Dämonen. Besessenheit und Exorzismus in der Geschichte Österreichs

Gerhard Ammerer unterrichtete am FB Geschichte der Universität Salzburg, seit 2014 ist er Mitglied der Kommission für Rechtsgeschichte Österreichs an der Österreichischen Akademie der Wissenschaften. 2019 Verleihung des Österreichischen Ehrenkreuzes für Wissenschaft und Kunst 1. Klasse. Foto: Christian Schnaitl. Nicole Bauer, Religionswissenschaftlerin und Psychotherapeutin, Leiterin des FWF-Projekts „Gender & the Bible“ am Institut für Religionswissenschaft der Universität Graz und Tätigkeit in freier Praxis, Vorständin der Österreichischen Gesellschaft für Religionswissenschaft. Foto: Michael Wedermann. Carlos Watzka, Soziologe und Historiker, 2009 Professor für empirische Sozialforschung in Ingolstadt, seit 2020 Professor für Psychotherapiewissenschaft an der Sigmund Freud Privatuniversität in Linz. 2019: Auszeichnung mit dem Johann Wilhelm Ritter von Mannagetta-Preis für die Geschichte der Medizin. Foto: Bea Regina Schulz.

Land des Teufels

Weiche, Dämon! Gerhard Ammerer, Nicole Bauer und Carlos Watzka legen die erste umfassende Studie über Dämonen und Teufelsaustreibung in Österreich vor.

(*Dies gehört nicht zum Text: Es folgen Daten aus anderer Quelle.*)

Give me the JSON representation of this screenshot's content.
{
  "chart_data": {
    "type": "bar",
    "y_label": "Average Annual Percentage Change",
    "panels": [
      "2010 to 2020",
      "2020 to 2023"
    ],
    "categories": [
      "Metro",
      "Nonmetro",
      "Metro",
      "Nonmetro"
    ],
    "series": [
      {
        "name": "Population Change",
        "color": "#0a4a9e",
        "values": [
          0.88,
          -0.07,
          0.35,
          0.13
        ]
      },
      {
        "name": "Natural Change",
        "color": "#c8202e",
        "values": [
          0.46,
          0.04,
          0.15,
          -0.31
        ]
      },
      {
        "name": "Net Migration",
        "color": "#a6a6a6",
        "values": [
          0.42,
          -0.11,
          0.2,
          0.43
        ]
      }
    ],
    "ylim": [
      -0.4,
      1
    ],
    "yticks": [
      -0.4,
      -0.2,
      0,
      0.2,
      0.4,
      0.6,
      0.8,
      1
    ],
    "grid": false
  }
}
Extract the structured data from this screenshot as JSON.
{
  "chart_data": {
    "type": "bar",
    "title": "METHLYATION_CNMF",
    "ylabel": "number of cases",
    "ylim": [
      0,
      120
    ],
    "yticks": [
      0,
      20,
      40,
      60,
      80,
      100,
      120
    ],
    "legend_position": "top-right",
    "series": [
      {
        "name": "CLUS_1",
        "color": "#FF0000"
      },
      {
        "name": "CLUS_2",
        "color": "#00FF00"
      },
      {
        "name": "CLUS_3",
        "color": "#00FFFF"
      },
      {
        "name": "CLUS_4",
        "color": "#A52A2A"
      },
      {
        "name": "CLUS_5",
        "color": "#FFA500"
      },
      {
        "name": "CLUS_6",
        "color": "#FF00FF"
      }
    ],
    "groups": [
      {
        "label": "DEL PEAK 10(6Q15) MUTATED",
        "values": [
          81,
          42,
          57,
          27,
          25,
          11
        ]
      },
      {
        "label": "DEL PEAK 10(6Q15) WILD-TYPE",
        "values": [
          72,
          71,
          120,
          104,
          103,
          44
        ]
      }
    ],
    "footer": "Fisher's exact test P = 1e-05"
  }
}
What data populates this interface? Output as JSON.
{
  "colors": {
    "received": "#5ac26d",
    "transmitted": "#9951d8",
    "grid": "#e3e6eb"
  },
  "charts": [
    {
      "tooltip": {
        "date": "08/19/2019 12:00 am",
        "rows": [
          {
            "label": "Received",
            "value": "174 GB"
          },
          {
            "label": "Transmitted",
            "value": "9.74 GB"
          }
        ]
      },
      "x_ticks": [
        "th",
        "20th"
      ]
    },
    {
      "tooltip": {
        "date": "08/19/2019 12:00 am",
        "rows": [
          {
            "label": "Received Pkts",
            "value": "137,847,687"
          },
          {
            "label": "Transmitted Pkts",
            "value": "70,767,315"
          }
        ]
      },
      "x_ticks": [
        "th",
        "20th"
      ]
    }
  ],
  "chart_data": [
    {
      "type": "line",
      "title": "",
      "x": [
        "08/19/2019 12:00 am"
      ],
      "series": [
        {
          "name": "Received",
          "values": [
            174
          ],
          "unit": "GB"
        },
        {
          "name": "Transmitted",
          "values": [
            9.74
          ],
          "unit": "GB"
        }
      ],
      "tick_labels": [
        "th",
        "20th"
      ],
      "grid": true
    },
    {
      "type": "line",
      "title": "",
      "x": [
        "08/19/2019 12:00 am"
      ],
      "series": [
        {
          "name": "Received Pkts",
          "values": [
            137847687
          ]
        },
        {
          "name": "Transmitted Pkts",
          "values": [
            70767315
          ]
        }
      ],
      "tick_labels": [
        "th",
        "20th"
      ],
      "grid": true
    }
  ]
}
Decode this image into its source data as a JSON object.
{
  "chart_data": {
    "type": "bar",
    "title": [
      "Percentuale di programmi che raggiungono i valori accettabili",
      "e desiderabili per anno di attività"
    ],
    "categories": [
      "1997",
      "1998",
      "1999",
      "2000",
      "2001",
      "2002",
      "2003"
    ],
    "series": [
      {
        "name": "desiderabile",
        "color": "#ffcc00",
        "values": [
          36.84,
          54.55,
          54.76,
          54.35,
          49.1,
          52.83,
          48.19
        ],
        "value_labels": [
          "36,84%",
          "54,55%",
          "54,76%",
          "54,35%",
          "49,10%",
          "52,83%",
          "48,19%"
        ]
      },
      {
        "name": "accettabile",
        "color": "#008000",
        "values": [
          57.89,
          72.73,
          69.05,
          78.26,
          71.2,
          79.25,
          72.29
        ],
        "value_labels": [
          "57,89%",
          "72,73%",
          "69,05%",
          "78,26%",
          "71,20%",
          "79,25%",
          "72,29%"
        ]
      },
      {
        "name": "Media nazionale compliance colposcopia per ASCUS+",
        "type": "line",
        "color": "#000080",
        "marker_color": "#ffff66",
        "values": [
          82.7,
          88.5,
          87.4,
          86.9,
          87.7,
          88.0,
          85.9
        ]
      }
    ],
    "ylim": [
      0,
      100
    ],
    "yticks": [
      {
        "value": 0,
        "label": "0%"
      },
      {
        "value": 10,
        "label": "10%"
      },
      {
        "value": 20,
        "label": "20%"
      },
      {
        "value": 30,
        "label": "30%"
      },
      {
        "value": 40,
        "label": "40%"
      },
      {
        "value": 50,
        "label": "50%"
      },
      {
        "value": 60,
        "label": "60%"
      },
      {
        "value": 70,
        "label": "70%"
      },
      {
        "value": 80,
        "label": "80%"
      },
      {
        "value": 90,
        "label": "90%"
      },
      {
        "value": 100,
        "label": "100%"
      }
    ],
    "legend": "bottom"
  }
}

In Österreich hat die rituelle Austreibung von Dämonen aus – vermeintlich oder angeblich – vom Teufel besessenen Menschen eine lange Historie. Der konstante Glaube der katholischen Kirche hat stets auf der Existenz der Dämonen insistiert und die Bedrohung aufgezeigt, die sie für Christen darstellen. Explizit darauf ging etwa im Jahr 1975 Papst Paul VI. ein. Ammerer und Watzka legten schon 2021 innerhalb der »Quellen zur geschichtlichen Landeskunde« der Historischen Landeskommission für Steiermark eine Edition eines Bandes aus dem Jahr 1600 vor, die »Beschreibung außgetriebener bösser Geister«. Unabhängig voneinander waren sie auf die kleinformatige, ziemlich unbekannte und von der Forschung bis dato ignorierte Handschrift gestoßen. Darin beschrieben sind drei in den Jahren 1599 und 1600 in Graz durchgeführte, bereits damals als spektakulär angesehene Teufelsaustreibungen. Die steirische Linie der habsburgischen Dynastie war bei der Unterbringung, Betreuung und Behandlung der Besessenen unmittelbar und aktiv involviert. Das vehemente Interesse des innerösterreichischen Hofes an diesen Phänomenen ist im Kontext der damals in der Steiermark gerade auf dem Höhepunkt befindlichen konfessionellen Auseinandersetzungen zu begreifen. Die sorgfältig inszenierte Austreibung der Dämonen aus den Betroffenen wurde mit einem erheblichen Aufwand und über eine beträchtliche Dauer öffentlich betrieben. Doch die Vorstellung, jemand sei vom Teufel besessen und dieser Sukkubus müsse exorziert, also ausgetrieben, werden, ist nicht nur im vergangenen Halbjahrhundert Thema vieler Horrorfilme geworden. Es ist noch immer eine Annahme, der nicht wenige Menschen bis heute anhängen, somit ein virulentes Phänomen der Gegenwart, in der sich von der nüchternen Wissenschaft abgewandt wird zugunsten esoterischer oder fundamentalistischer Überzeugungen. In der tatsächlich ersten, mit zahlreichen Illustrationen versehenen Gesamtdarstellung über Dämonen, Dämonenglaube, Besessenheit und Praktiken des Exorzismus in Österreich beugt sich nun das Trio aus zeit-, mentalitäts- und religionshistorischer, aus psychologischer und psychoanalytischer Sicht über dieses Thema und legt eine kritische Begutachtung aus Historie und Gegenwart vor – inklusive eines Interviews mit einem aktiven Exorzisten aus der Steiermark. (Foto: Gemeinfrei)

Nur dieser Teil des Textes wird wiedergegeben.